Tricep Pushdown Mistakes to Avoid
Elbows drifting forward or flaring — pin them at your sides. Forward elbows recruit the chest and shoulders, reducing tricep work.
Leaning over the bar — using body weight to push down. Stand upright and isolate the triceps.
Not locking out — the tricep contracts hardest at full extension. Fully straighten the arms on every rep.
Going too heavy — if you need to lean over or swing, reduce weight. Strict form with moderate weight beats heavy cheating.
Tricep Pushdown Muscles Worked
The tricep pushdown targets all three heads of the triceps — lateral, medial, and long. The constant cable tension makes every inch of the range productive. Different attachments shift emphasis slightly: straight bar for lateral head, rope for long head squeeze.
Tricep Pushdown FAQ
Straight bar, V-bar, or rope for pushdowns?
Straight bar allows the most weight and targets the lateral head. Rope allows the spread-at-bottom squeeze for the long head. V-bar is a comfortable middle ground. Rotate between all three.

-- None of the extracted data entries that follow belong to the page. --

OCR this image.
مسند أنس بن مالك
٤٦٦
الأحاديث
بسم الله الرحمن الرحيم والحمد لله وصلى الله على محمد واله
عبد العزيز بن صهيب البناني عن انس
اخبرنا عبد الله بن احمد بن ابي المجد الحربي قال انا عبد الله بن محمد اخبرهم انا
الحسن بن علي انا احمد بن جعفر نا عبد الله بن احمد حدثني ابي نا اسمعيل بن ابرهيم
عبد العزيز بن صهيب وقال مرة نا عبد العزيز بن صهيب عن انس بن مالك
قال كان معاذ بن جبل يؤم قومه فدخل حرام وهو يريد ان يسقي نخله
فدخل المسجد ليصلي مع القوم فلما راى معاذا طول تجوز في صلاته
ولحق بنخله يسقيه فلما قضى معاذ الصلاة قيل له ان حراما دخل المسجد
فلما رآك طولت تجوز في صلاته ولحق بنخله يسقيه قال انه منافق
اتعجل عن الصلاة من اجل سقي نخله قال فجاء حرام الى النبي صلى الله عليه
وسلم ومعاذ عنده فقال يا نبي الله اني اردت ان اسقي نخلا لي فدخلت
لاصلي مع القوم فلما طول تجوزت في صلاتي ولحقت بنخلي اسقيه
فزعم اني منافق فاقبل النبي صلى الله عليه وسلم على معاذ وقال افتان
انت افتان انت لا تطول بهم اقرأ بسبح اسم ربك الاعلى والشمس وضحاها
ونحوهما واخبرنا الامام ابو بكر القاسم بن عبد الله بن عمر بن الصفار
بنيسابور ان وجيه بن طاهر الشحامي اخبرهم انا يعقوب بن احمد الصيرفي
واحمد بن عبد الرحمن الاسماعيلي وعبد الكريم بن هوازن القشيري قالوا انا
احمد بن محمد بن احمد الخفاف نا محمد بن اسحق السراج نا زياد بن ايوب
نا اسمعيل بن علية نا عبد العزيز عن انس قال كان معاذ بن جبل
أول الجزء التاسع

How much weight for pushdowns?
Moderate — most people use 20-40kg. This is isolation work. If you need to lean into it, go lighter. The squeeze at lockout matters more than the load.
Are pushdowns enough for triceps?
They're a great isolation exercise but don't stretch the long head (the biggest head). Combine pushdowns with an overhead extension (stretch) and a compound press (close-grip bench or dips) for complete tricep development.
Overhand or underhand grip?
Overhand is standard and targets the lateral head more. Underhand (reverse grip pushdown) hits the medial head more. Both are valid — overhand is the default.